USD - Yellen did not say anything unusual to what she has been saying for some time. She is remaining firm that the market should not expect interest rates to come soon, as it will be determined by jobs data, which has room to improve.

The USD did rally however. A possibility is that the market largely expected her to be dovish. Her speech was straightforward without releasing any new data that could lead to further dovishness.

JPY - Abe is still not satisfied with current rate of inflation. The BOJ will be looking to release a new round of QE. This is extremely bearish for the Japanese Yen, and bullish for all Yen crosses.

USDJPY made new highs, but has already started to pull back from weekly opening levels.

EUR - Draghi has remarked that he is willing to implement a QE program. Inflation stats don't seem to show major improvements on the back of a negative interest rate. The QE program should have a bigger impact on the EUR than negative interest. However, he also stated in the meeting that he was content with the current progress having implemented negative interest rates.

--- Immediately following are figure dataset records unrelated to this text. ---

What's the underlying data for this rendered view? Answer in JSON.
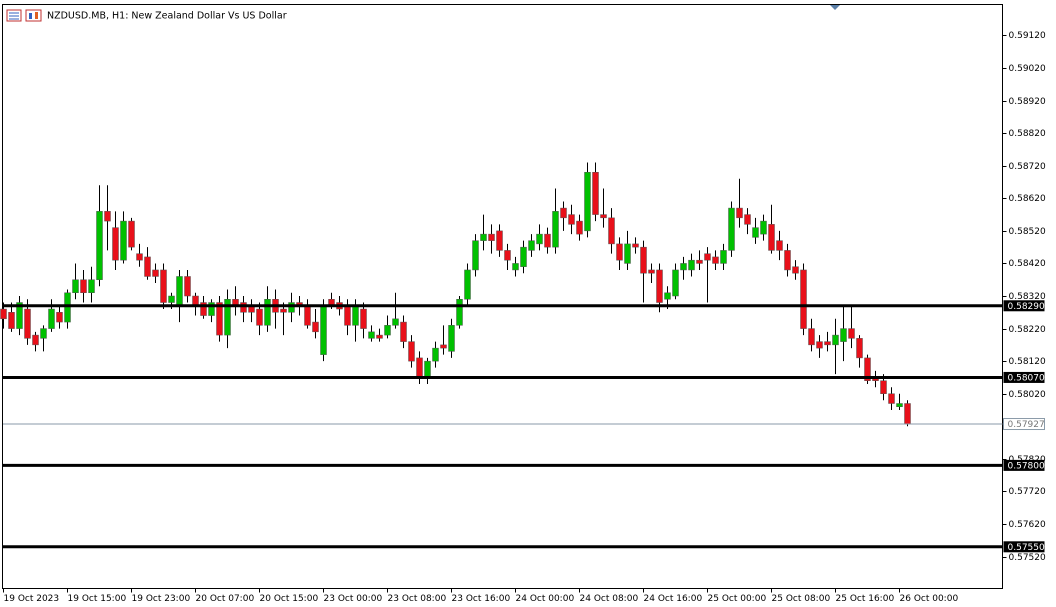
{
  "chart_data": {
    "type": "candlestick",
    "title": "NZDUSD.MB, H1:  New Zealand Dollar Vs US Dollar",
    "categories": [
      "19 Oct 2023",
      null,
      null,
      null,
      null,
      null,
      null,
      null,
      "19 Oct 15:00",
      null,
      null,
      null,
      null,
      null,
      null,
      null,
      "19 Oct 23:00",
      null,
      null,
      null,
      null,
      null,
      null,
      null,
      "20 Oct 07:00",
      null,
      null,
      null,
      null,
      null,
      null,
      null,
      "20 Oct 15:00",
      null,
      null,
      null,
      null,
      null,
      null,
      null,
      "23 Oct 00:00",
      null,
      null,
      null,
      null,
      null,
      null,
      null,
      "23 Oct 08:00",
      null,
      null,
      null,
      null,
      null,
      null,
      null,
      "23 Oct 16:00",
      null,
      null,
      null,
      null,
      null,
      null,
      null,
      "24 Oct 00:00",
      null,
      null,
      null,
      null,
      null,
      null,
      null,
      "24 Oct 08:00",
      null,
      null,
      null,
      null,
      null,
      null,
      null,
      "24 Oct 16:00",
      null,
      null,
      null,
      null,
      null,
      null,
      null,
      "25 Oct 00:00",
      null,
      null,
      null,
      null,
      null,
      null,
      null,
      "25 Oct 08:00",
      null,
      null,
      null,
      null,
      null,
      null,
      null,
      "25 Oct 16:00",
      null,
      null,
      null,
      null,
      null,
      null,
      null,
      "26 Oct 00:00",
      null
    ],
    "open": [
      0.5828,
      0.5827,
      0.5822,
      0.5828,
      0.582,
      0.5819,
      0.5822,
      0.5827,
      0.5824,
      0.5833,
      0.5837,
      0.5833,
      0.5837,
      0.5858,
      0.5853,
      0.5843,
      0.5855,
      0.5845,
      0.5844,
      0.584,
      0.584,
      0.583,
      0.5829,
      0.5838,
      0.5832,
      0.583,
      0.5826,
      0.583,
      0.582,
      0.5831,
      0.583,
      0.5829,
      0.5828,
      0.5823,
      0.5831,
      0.5828,
      0.5827,
      0.583,
      0.5829,
      0.5824,
      0.5814,
      0.5831,
      0.583,
      0.5829,
      0.5823,
      0.5828,
      0.5819,
      0.582,
      0.582,
      0.5823,
      0.5824,
      0.5818,
      0.5813,
      0.5807,
      0.5812,
      0.5817,
      0.5815,
      0.5823,
      0.5831,
      0.584,
      0.5849,
      0.5851,
      0.5852,
      0.5846,
      0.584,
      0.5841,
      0.5846,
      0.5848,
      0.5851,
      0.5847,
      0.5859,
      0.5857,
      0.5855,
      0.5852,
      0.587,
      0.5857,
      0.5856,
      0.5848,
      0.5842,
      0.5848,
      0.5847,
      0.584,
      0.584,
      0.5831,
      0.5832,
      0.584,
      0.584,
      0.5843,
      0.5845,
      0.5844,
      0.5842,
      0.5846,
      0.5859,
      0.5857,
      0.585,
      0.5851,
      0.5854,
      0.5849,
      0.5846,
      0.5841,
      0.584,
      0.5822,
      0.5818,
      0.5818,
      0.5817,
      0.5818,
      0.5822,
      0.5819,
      0.5813,
      0.5807,
      0.5806,
      0.5802,
      0.5798,
      0.5799
    ],
    "high": [
      0.583,
      0.583,
      0.5832,
      0.5831,
      0.5821,
      0.5823,
      0.5831,
      0.5829,
      0.5834,
      0.5842,
      0.584,
      0.5841,
      0.5866,
      0.5866,
      0.5858,
      0.5858,
      0.5856,
      0.5848,
      0.5847,
      0.5842,
      0.5842,
      0.5833,
      0.584,
      0.584,
      0.5833,
      0.5832,
      0.5831,
      0.5832,
      0.5834,
      0.5835,
      0.5832,
      0.5831,
      0.583,
      0.5835,
      0.5834,
      0.583,
      0.5833,
      0.5832,
      0.5831,
      0.5828,
      0.5831,
      0.5833,
      0.5832,
      0.5831,
      0.5831,
      0.583,
      0.5823,
      0.5822,
      0.5826,
      0.5833,
      0.5826,
      0.582,
      0.5815,
      0.5813,
      0.5818,
      0.5823,
      0.5825,
      0.5832,
      0.5842,
      0.5851,
      0.5857,
      0.5854,
      0.5854,
      0.5848,
      0.5844,
      0.5849,
      0.5851,
      0.5854,
      0.5853,
      0.5865,
      0.5861,
      0.586,
      0.5857,
      0.5873,
      0.5873,
      0.5865,
      0.5859,
      0.585,
      0.5852,
      0.585,
      0.5849,
      0.5842,
      0.5842,
      0.5835,
      0.5842,
      0.5844,
      0.5845,
      0.5846,
      0.5847,
      0.5846,
      0.5848,
      0.5861,
      0.5868,
      0.5859,
      0.5856,
      0.5857,
      0.586,
      0.5852,
      0.5848,
      0.5843,
      0.5842,
      0.5825,
      0.582,
      0.5821,
      0.5825,
      0.5829,
      0.5829,
      0.582,
      0.5814,
      0.5809,
      0.5808,
      0.5804,
      0.5802,
      0.58
    ],
    "low": [
      0.5822,
      0.5821,
      0.582,
      0.5817,
      0.5815,
      0.5815,
      0.5821,
      0.5822,
      0.5822,
      0.5831,
      0.583,
      0.583,
      0.5835,
      0.5846,
      0.584,
      0.5842,
      0.5846,
      0.5841,
      0.5837,
      0.5836,
      0.5828,
      0.5828,
      0.5824,
      0.583,
      0.5826,
      0.5825,
      0.5824,
      0.5818,
      0.5816,
      0.5826,
      0.5824,
      0.5824,
      0.582,
      0.5821,
      0.5822,
      0.582,
      0.5824,
      0.5826,
      0.5822,
      0.5819,
      0.5812,
      0.5828,
      0.5826,
      0.582,
      0.5818,
      0.5819,
      0.5818,
      0.5818,
      0.5819,
      0.5822,
      0.5816,
      0.581,
      0.5805,
      0.5805,
      0.581,
      0.5814,
      0.5813,
      0.5822,
      0.5829,
      0.5838,
      0.5846,
      0.5845,
      0.5844,
      0.584,
      0.5838,
      0.5839,
      0.5844,
      0.5846,
      0.5845,
      0.5845,
      0.5852,
      0.5851,
      0.5849,
      0.585,
      0.5855,
      0.5853,
      0.5845,
      0.584,
      0.584,
      0.5845,
      0.583,
      0.5836,
      0.5827,
      0.5828,
      0.5831,
      0.5837,
      0.5838,
      0.584,
      0.583,
      0.584,
      0.584,
      0.5844,
      0.5853,
      0.5851,
      0.5848,
      0.5849,
      0.5845,
      0.5843,
      0.5838,
      0.5837,
      0.582,
      0.5815,
      0.5813,
      0.5815,
      0.5808,
      0.5812,
      0.5816,
      0.581,
      0.5805,
      0.5804,
      0.58,
      0.5797,
      0.5797,
      0.5792
    ],
    "close": [
      0.5825,
      0.5822,
      0.583,
      0.5819,
      0.5817,
      0.5822,
      0.5828,
      0.5824,
      0.5833,
      0.5837,
      0.5833,
      0.5837,
      0.5858,
      0.5855,
      0.5843,
      0.5855,
      0.5847,
      0.5843,
      0.5838,
      0.5838,
      0.583,
      0.5832,
      0.5838,
      0.5832,
      0.5829,
      0.5826,
      0.583,
      0.582,
      0.5831,
      0.5829,
      0.5827,
      0.5827,
      0.5823,
      0.5831,
      0.5827,
      0.5827,
      0.583,
      0.5829,
      0.5823,
      0.5821,
      0.5829,
      0.5829,
      0.5828,
      0.5823,
      0.5829,
      0.5822,
      0.5821,
      0.5819,
      0.5823,
      0.5825,
      0.5818,
      0.5812,
      0.5807,
      0.5812,
      0.5816,
      0.5816,
      0.5823,
      0.5831,
      0.584,
      0.5849,
      0.5851,
      0.5849,
      0.5846,
      0.5843,
      0.5842,
      0.5847,
      0.5849,
      0.5851,
      0.5847,
      0.5858,
      0.5856,
      0.5854,
      0.5851,
      0.587,
      0.5857,
      0.5856,
      0.5848,
      0.5843,
      0.5848,
      0.5847,
      0.5839,
      0.5839,
      0.583,
      0.5833,
      0.584,
      0.5842,
      0.5843,
      0.5842,
      0.5843,
      0.5842,
      0.5846,
      0.5859,
      0.5856,
      0.5854,
      0.5853,
      0.5855,
      0.5846,
      0.5846,
      0.584,
      0.5839,
      0.5822,
      0.5817,
      0.5816,
      0.5817,
      0.582,
      0.5822,
      0.5819,
      0.5813,
      0.5806,
      0.5806,
      0.5802,
      0.5799,
      0.5799,
      0.57927
    ],
    "up_color": "#00c000",
    "down_color": "#e8101a",
    "ylim": [
      0.57422,
      0.59215
    ],
    "yticks": [
      {
        "value": 0.5912,
        "label": "0.59120"
      },
      {
        "value": 0.5902,
        "label": "0.59020"
      },
      {
        "value": 0.5892,
        "label": "0.58920"
      },
      {
        "value": 0.5882,
        "label": "0.58820"
      },
      {
        "value": 0.5872,
        "label": "0.58720"
      },
      {
        "value": 0.5862,
        "label": "0.58620"
      },
      {
        "value": 0.5852,
        "label": "0.58520"
      },
      {
        "value": 0.5842,
        "label": "0.58420"
      },
      {
        "value": 0.5832,
        "label": "0.58320"
      },
      {
        "value": 0.5822,
        "label": "0.58220"
      },
      {
        "value": 0.5812,
        "label": "0.58120"
      },
      {
        "value": 0.5802,
        "label": "0.58020"
      },
      {
        "value": 0.5782,
        "label": "0.57820"
      },
      {
        "value": 0.5772,
        "label": "0.57720"
      },
      {
        "value": 0.5762,
        "label": "0.57620"
      },
      {
        "value": 0.5752,
        "label": "0.57520"
      }
    ],
    "levels": [
      {
        "value": 0.5829,
        "label": "0.58290"
      },
      {
        "value": 0.5807,
        "label": "0.58070"
      },
      {
        "value": 0.578,
        "label": "0.57800"
      },
      {
        "value": 0.5755,
        "label": "0.57550"
      }
    ],
    "current_price": 0.57927,
    "grid": false
  }
}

The QE program can potentially take some time to come in effect. Trader's may start pricing it in now, or look to higher levels to build short positions. Draghi has been leaning on the FED in anticipation of a US rate hike to subsidize his monetary policy as many other central banks have. The delay in the hike can have an impact.

GBP - The BOE has some concerns regarding their labor markets and is sticking with their revised as of late stance that interest rates may not be lifted as soon as expected.

The GBP sold off at the open but has already recovered and is in the green for the week.